Ecco dopo tutta sta manfrina sentimentalista, devo pure ammettere che al capo non ci sono arrivato quella notte, mi sono fermato prima. Più precisamente a Skarsvag, una gemma incastonata nel brullo e desolato nord. Un paesino di una settantina di abitazioni, e della metà di abitanti fissi. Qui vive la mitica Jolanta, angelo custode dei viaggiatori meno “main stream”. Jolanta ospita ogni giorno da una a sette persone, tante quante i posti letto che si è ricavata in casa, per i suoi sconosciuti ospiti. “Vivere alla fine del mondo è meraviglioso, ma può diventare un posto dove sentirsi soli se sei una donna separata e i tuoi figli vivono lontano”  mi dice.

Così a destinazione, alla fine del mondo, ci arrivo con Jolanta in macchina. Oggi quella radiosa energia non la sento, il cuore non si culla nei silenzi di queste montagne, batte un altro ritmo oggi, sono nel mondo degli uomini, delle interazioni tra simili, è un rumore forte, magari anche piacevole, ma copre quell’energia, copre i delicati suoni della natura.

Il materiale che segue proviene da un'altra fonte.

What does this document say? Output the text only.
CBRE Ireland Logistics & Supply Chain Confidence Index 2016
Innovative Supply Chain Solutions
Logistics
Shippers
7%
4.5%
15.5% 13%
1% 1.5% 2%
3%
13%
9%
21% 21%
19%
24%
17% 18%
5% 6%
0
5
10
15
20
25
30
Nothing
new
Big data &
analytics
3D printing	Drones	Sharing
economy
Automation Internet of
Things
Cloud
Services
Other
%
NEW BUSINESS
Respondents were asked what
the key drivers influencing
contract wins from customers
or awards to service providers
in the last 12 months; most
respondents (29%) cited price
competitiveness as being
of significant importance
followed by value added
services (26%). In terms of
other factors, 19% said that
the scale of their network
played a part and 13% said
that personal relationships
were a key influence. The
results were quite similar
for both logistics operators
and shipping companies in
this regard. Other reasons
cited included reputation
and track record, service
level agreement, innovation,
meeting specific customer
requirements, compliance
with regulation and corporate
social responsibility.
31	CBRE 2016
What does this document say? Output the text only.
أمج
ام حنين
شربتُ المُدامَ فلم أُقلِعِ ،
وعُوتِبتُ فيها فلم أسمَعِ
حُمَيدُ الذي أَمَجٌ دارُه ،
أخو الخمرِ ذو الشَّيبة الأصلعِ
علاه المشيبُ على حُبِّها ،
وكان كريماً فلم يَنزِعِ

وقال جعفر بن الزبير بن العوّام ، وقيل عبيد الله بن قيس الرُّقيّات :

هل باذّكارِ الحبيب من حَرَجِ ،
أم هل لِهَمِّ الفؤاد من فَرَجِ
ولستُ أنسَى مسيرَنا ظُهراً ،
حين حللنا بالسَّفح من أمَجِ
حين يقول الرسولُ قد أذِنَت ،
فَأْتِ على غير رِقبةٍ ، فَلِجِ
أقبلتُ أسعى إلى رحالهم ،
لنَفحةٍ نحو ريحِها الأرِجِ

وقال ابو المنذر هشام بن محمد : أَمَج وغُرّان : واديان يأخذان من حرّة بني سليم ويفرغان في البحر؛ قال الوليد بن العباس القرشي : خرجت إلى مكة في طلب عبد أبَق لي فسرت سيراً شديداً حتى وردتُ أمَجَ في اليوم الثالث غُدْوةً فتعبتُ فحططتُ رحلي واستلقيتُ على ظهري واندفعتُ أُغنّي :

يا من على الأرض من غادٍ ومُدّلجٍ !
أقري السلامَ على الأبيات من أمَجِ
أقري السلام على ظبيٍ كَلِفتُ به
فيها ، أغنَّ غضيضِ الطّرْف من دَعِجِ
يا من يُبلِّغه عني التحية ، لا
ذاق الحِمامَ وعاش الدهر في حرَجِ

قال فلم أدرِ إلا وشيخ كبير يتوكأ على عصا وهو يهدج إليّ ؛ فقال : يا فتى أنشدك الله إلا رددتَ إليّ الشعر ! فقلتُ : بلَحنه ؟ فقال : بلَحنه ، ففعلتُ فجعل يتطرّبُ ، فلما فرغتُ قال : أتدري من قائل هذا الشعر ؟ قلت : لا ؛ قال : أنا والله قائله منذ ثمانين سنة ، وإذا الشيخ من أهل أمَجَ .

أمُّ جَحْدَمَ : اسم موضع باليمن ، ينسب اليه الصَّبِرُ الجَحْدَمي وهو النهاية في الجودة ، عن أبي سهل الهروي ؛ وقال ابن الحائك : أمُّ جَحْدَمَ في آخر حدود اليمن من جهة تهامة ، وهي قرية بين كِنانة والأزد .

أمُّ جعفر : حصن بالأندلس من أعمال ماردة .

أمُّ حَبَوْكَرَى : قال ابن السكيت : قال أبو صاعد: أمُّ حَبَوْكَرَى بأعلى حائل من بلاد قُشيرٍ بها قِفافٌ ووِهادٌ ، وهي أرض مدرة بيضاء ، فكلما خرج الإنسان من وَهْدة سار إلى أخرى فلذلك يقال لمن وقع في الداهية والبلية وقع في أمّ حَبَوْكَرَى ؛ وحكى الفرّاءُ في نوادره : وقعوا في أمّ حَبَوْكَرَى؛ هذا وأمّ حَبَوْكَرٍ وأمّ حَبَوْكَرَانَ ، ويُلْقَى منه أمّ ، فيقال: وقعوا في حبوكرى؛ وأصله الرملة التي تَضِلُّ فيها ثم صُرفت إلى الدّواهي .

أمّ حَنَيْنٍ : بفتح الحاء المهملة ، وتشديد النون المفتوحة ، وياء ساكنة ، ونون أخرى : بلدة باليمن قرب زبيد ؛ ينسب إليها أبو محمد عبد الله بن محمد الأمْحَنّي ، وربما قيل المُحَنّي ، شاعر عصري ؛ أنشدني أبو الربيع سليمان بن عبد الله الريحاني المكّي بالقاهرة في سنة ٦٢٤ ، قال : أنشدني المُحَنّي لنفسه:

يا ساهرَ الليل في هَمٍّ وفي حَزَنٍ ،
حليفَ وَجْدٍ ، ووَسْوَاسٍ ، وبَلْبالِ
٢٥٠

Così, arrivare al capo, parcheggiare e entrare subito in questo autogrill multipiano con ristoranti, negozi, un cinema (un cimena? Si, un cinema, babilonia ai confini del mondo), mi assorda completamente ogni lascito delle vibrazioni di questi posti.

La mia capo nord me la sono conquistata alle 3 del mattino, in bicicletta due giorni dopo. L’alba non c’era, c’era una nebbia fitta fitta, un silenzio fitto fitto, si sentivano solo le onde infrangere in fondo alla scogliera, i corvi gracchiare, i passeri cinguettare, i gabbiani fargli l’accompagnamento corale, a intervalli irregolari . Che meraviglia meditare in questi posti, quando la mente tace s’apre il sipario e la natura suona per te.